Of course the “green ink” is preliminary … and there are signs that the Palmetto State’s economic expansion isn’t quite living up to previous forecasts.

According to data released this week by the S.C. Revenue and Fiscal Affairs (SCRFA) office, incoming general fund revenues are up 4.1 percent through November and “are trending above current forecast projections by an estimated $22.8 million.”

Good news?  Eh …

Fiscal years in the Palmetto State begin on July 1, meaning this data (.pdf) encompasses the months of July through November.  We won’t know until sometime next summer just how close the forecasters came to hitting their marks.

Breaking down the numbers, sales and use tax collections are up 6.7 percent for the year, individual income tax collections are up 4.4 percent, corporate income tax receipts are up 19.3 percent and corporate license tax receipts are up by 32.2 percent.  Revenue from other general fund revenue sources is down by 11.1 percent, however.

Can the overall growth rate be sustained?

It’s unclear …

Last month, state economists projected an employment growth rate of 1.8 percent for South Carolina during the current fiscal year – which ends on June 30.  They also projected personal income growth of 4.25 percent.  From July through October, though, employment growth clocked in at 1.6 percent (or 0.2 percent below the estimate) while personal income growth expanded at a 3.7 percent clip (or 0.55 percent below the estimate).

Obviously if those estimates slide over the next seven months, the current surplus could easily disappear … and possibly turn into a deficit.

Also, it’s important to remember that these revenues are only a small part of a much bigger picture.

Readers wouldn’t be aware from reading mainstream media reports, but general fund revenues are only one part of the state budget – which cleared the $29 billion mark in fiscal year 2017-2018.

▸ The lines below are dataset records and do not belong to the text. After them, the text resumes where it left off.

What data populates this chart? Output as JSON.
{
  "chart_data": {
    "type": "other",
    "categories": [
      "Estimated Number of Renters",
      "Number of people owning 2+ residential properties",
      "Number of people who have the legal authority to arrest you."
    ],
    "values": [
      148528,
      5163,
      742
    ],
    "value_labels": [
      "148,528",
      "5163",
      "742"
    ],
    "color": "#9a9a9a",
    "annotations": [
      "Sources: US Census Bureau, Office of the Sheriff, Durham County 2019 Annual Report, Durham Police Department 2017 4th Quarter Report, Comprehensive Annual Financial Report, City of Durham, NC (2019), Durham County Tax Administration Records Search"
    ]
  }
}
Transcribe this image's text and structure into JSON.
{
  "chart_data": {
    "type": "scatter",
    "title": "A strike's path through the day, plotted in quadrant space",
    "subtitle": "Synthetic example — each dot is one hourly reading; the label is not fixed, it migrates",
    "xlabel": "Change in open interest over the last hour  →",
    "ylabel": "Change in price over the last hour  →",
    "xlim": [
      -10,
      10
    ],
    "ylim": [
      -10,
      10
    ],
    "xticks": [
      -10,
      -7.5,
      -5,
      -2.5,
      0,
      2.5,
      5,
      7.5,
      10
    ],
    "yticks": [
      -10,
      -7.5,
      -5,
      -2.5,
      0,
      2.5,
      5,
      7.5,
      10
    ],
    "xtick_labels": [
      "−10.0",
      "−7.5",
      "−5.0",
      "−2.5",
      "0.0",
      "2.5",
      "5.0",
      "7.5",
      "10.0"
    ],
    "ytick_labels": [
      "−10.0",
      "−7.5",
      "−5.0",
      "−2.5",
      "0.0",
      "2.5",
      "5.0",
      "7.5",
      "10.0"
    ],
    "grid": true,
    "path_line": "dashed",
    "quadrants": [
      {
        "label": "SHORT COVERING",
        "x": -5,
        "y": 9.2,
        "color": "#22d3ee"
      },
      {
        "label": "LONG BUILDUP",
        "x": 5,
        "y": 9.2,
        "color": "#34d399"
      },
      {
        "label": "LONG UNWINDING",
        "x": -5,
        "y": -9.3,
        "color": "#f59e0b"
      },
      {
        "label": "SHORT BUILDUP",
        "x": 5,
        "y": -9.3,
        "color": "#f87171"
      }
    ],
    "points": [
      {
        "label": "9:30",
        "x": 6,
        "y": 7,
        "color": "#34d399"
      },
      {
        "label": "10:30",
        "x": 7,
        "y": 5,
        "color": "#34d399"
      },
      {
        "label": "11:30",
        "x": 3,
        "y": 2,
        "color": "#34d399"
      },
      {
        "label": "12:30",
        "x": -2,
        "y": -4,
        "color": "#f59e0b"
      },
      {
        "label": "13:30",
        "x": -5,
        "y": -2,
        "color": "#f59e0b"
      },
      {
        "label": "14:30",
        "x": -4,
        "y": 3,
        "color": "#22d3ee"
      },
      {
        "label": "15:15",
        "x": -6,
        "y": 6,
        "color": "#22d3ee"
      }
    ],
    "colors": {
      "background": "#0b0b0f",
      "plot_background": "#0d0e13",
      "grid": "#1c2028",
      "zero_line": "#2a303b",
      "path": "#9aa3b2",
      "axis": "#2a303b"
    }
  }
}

In the current budget, these general fund sources accounted for approximately $8 billion in spending – which is the figure mainstream media reporters like to refer to as the “state budget.”

The truth?  It’s less than a third of the state budget.

These reporters routinely neglect to mention the $8.6 billion in federal money that flows into state government – or the $11 billion in revenue collected in fees and fines from South Carolina citizens.  They also don’t write about the $1 billion (or more) in food stamp money that state lawmakers surreptitiously took off the books in 2014.

This year the cash drain will be even worse …

Governor Henry McMaster signed an annual $826 million tax hike intended to bail out the state’s woefully mismanaged pension fund, and on top of that there’s the massive tax hike approved by lawmakers in May.

Oh, and tons of other borrowing.

Add it all up and we’re talking about significant government growth, people … which is why it’s so inexcusable that South Carolina’s core functions continue to be shortchanged and its overall outcomes remain so abysmal.